Pedro Szekely, Bob Neches, Martin Frank
Information Sciences Institute, University of
Southern California
4676 Admiralty Way, Marina del Rey, CA 90245
(310) 822-1511, szekely@isi.edu,
neches@isi.edu, frank@isi.edu
Our work to date has produced a system that excels at letting users integrate independently-developed distributed DAML data into a single report. In doing so, the users do not just accomplish this immediate task, but also implicitly align the concepts and attributes of DAML data from multiple ontologies - information that can then be exploited for more automated ontology translation in the future.
The current
system benefits both consumers and producers of information. It benefits
consumers because it makes it easy to produce automatically updated reports
pulling information from multiple DAML sources defined using multiple ontologies.
It also benefits producers because a by-product of building a report is an
articulation ontology that captures equivalences among classes and properties
form all ontologies from where data was pulled.
Our plans for the coming year are to leverage these results with a refocus that retains these benefits but also adds strong support for (1) low-overhead generation of semantic mark-up on legacy materials that lack such markup; (2) rapid convergence on lightweight ontologies that support the needs of a rapid response team. By this we mean activities where a small group of potentially distributed users is tasked to put quickly together a knowledge base about a focused topic. For example, in the DAML Experiment Operational Net Assessment (ONA) scenario, a small group of people may get asked to put together a knowledge base about bridges in Afghanistan in order to support evaluation of courses of action for an operation.

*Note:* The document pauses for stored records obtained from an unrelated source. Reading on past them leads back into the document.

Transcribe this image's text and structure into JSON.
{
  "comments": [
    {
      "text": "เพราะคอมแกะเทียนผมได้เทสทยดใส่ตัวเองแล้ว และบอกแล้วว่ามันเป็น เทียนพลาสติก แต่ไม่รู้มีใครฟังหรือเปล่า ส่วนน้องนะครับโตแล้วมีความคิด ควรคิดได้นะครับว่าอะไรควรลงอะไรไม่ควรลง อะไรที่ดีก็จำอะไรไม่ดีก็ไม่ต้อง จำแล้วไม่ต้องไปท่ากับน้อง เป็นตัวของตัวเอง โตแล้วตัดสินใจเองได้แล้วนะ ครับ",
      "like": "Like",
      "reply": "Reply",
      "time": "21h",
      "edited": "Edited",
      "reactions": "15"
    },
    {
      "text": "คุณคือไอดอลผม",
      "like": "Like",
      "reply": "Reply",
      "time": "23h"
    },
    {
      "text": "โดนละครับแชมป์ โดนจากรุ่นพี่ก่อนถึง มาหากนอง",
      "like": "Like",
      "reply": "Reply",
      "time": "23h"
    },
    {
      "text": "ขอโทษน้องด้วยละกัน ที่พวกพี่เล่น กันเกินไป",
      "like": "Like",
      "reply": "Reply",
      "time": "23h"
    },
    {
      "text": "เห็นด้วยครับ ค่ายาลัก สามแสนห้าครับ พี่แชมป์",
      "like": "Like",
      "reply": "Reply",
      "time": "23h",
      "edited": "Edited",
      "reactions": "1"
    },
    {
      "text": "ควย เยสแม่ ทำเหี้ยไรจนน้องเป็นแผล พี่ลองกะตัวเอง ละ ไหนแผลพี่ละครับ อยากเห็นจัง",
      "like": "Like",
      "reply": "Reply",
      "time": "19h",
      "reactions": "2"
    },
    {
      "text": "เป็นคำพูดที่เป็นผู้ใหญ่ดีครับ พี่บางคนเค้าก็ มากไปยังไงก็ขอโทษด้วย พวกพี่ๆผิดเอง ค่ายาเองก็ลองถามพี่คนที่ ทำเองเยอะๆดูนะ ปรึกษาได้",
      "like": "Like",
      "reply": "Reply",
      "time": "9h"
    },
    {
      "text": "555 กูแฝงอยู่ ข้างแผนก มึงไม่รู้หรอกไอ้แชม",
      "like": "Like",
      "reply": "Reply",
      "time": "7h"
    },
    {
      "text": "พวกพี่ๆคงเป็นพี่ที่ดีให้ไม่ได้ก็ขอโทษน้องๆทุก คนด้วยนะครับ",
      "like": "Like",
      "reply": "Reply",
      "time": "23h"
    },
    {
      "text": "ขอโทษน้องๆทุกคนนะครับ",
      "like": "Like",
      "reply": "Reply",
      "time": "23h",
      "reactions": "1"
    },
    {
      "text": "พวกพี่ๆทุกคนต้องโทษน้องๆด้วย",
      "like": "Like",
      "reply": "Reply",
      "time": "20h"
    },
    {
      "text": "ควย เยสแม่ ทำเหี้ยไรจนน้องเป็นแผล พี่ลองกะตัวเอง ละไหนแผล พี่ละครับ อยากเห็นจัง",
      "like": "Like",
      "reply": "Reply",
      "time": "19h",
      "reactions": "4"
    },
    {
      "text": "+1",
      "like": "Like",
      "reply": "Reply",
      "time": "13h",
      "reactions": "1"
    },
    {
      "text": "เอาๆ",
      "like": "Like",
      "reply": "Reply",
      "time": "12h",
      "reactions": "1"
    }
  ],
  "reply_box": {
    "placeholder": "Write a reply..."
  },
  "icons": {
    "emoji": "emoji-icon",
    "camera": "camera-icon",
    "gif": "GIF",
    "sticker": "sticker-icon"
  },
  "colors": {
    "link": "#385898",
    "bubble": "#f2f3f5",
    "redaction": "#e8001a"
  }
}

Rapid response knowledge production efforts would not attempt to build a comprehensive knowledge base about a topic, but rather, one that is tailored to the task at hand. For example, in the Afghanistan bridge scenario it might be important to relate bridges to caves and to routes that link caves, and issue that would obviously not have been considered before. However, a side effect of their focused effort should be reusable knowledge bases that can help other tiger teams’ jump-start their efforts.
We will apply, demonstrate, and evaluate this work by focusing on supporting tiger teams for rapid response to emergent knowledge requirements within the DAML ONA scenario (as well as other technology transition opportunities as time permits).
Our original conception of WebScripter was to make it easy to build reports of existing DAML sources. We quickly realized that a WebScripter report is not just a report. When users put together a WebScripter report pulling information from multiple DAML sources, they implicitly define relationships that can be used to align different ontologies. WebScripter makes these relationships explicit as an aritculation ontology. In this phase of the work we propose to take WebScripter reports one step further and use them as a knowledge entry device.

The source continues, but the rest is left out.